Photo Christian Leduc, fournie par 117 Records

Philippe B est un gars de Rouyn-Noranda, le pays de Richard Desjardins, son idole en chanson au même titre que Leonard Cohen, le chantre de son autre ville, Montréal.

Les artistes de Desjardins

Safia Nolin

Desjardins pour elle

«Pour moi, c'est le plus grand poète au Québec. C'est drôle parce que quand je pense à des musiciens qui ont une plume incroyable, je pense tout de suite à Desjardins puis, après, à Philippe B. J'ai pas vraiment grandi en écoutant Desjardins. Ma mère était fan mais mon père ne vient pas du Canada et c'est surtout lui qui choisissait les chansons qui jouaient donc j'ai connu Desjardins en grandissant et en faisant de la musique.»

Sa chanson: Va-t'en pas

«C'est ma chanson préférée de Desjardins, la première de lui que j'ai comprise, genre "what the fuck, il écrit en tabarnak!" Je chante fort là-dessus, c'est pas très subtil.
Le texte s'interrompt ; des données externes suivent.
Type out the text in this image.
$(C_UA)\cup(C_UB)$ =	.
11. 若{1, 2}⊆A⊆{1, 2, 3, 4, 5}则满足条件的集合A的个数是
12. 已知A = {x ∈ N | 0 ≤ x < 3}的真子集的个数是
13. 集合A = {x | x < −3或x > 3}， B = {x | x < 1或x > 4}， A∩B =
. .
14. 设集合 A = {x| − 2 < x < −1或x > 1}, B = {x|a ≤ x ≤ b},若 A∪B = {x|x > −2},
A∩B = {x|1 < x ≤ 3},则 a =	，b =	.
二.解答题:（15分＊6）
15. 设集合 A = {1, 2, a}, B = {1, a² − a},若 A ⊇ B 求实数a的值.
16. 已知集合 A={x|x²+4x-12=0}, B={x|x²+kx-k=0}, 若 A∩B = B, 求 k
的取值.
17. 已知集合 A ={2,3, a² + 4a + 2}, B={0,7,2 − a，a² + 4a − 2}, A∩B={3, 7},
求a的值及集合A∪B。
C'est fou parce que Desjardins, c'est comme l'inverse: il chante mais il ne chante pas, il murmure un peu. Je pense que c'est un des covers que j'ai faits dans ma vie qui est le plus chanté.»

Fred Fortin

Desjardins pour lui

«J'étais au cégep à Alma, j'avais 18 ans et je suis allé prendre une bière dans un bar à Alma. Là, Desjardins a commencé sa deuxième partie de spectacle et je l'ai eu dans la face solide ! [...] Un électrochoc qui m'a ouvert des portes dans la créativité pour me motiver à faire ça. C'est inatteignable comme niveau mais au moins ça donne une idée qu'il y a plusieurs avenues dans l'art de la chanson.»

Sa chanson: Tu m'aimes-tu

«Quand on a parlé du projet, j'ai accepté rapidement puis j'ai réalisé l'ampleur de la tâche. Ce qui a fait la chanson, mis à part les paroles et la musique, c'est le rendu de Desjardins qui est assez incroyable. Tu pars avec ces références-là et tu te dis "faut que je la chante, moi". [...] Je me sentais vulnérable quand je l'ai faite. C'est un peu maladroit et tout croche mais ça vient avec moi aussi.»

Matiu

Desjardins pour lui

«Richard Desjardins, moi, j'ai baigné là-dedans. Chez nous, sur la communauté de Maliotenam, c'est une radio communautaire, donc l'animateur fait jouer ce qu'il veut et, depuis que je suis tout petit, on en écoute du Richard Desjardins. Il est très près de la nature lui aussi et ça rejoint pas mal la mentalité autochtone parce que nous, la Terre c'est notre mère et il faut en prendre soin.»

Sa chanson: Le bon gars

«Dans les partys, quand je prenais ma guitare, j'en faisais une ou deux de Desjardins et souvent c'était Le bon gars ou Le chant du bum, ce genre de toune-là. Si on m'avait demandé de faire Tu m'aimes-tu, je ne pense pas que j'aurais été capable. L'approche qu'on a eue, rockabilly, un peu blues, me rejoint ben gros. J'aime l'autodérision et l'humour de Desjardins dans cette chanson. Faut pas tout prendre au premier degré.»

Koriass

Desjardins pour lui

«C'est un peu un modèle d'artiste idéal autant au niveau de l'intégrité que de ses opinions sociales. Il paraît vraiment dur quand il parle, tu vois qu'il est très arrêté sur certaines affaires mais il a une énorme sensibilité dans sa poésie, dans le choix de ses mots. Il n'y a personne qui fait des phrases aussi belles que lui. Il est tellement bon que c'est complexant pour un artiste d'écouter ce qu'il fait.»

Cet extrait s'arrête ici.